Le drapeau est de couleur vive et éclatante : il cherche à se faire remarquer. Quel curieux pays aurait un drapeau gris, beige ou blanc ? Le drapeau blanc signale au contraire que l'on renonce à ses propres couleurs : couardise que je sais qui m'est quotidienne, mais que je crois le contraire, au fond, de la civilité.

3. rouge

« Makhnovtchina, Makhnovtchina, tes drapeaux sont noirs dans le vent ! / Ils sont noirs de notre peine, ils sont rouges de notre sang ! », chante l'Armée rouge. Dans la rue, les drapeaux en rouge et noir signalent des libertaires. Je les rejoins au plus vite : ma pleutrerie craint moins les grenades, les gaz et les nuits au poste que l'immense embarras d'être sous le drapeau des autres, où l'on se sent comme au repas d'une belle-famille.

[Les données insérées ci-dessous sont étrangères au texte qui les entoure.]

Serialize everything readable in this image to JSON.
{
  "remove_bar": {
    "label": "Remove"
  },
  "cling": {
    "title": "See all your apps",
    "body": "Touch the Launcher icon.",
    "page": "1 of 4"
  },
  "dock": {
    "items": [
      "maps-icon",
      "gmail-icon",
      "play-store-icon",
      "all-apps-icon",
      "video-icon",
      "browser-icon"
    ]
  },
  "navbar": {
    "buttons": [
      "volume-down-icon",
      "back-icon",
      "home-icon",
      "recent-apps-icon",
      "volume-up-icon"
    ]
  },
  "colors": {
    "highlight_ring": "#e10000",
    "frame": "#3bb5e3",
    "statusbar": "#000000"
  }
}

La providence a fait que les drapeaux sont lourds et pénibles à lever de sorte que, lorsqu'ils sont de sortie, ils transitent de main en main. Je porte volontiers l'un de nos drapeaux, à condition de pouvoir passer le relais plus tard. Le drapeau des autres, tant qu'on ne vous force pas de le porter, il est inutile de le brûler rageusement.

Car le drapeau est aussi le signe, pour qui a la chance d'en avoir un (ou même, chance plus grande encore, d'en avoir plusieurs) qu'ici au moins votre parole sera considérée, de même que, exécrant du fond du cœur l'homosocialité masculine, je goûte pourtant, au milieu d'une conversation entre hommes, la rare impression que mon existence va de soi. Mais alors, que deviendra la foule des sans-drapeau, celle qui ne marche que sous l'écharpe d'Iris ? Rouvrons le dictionnaire depuis la première page : quand les couleurs viennent à manquer, il arrive que les mots remplacent les drapeaux.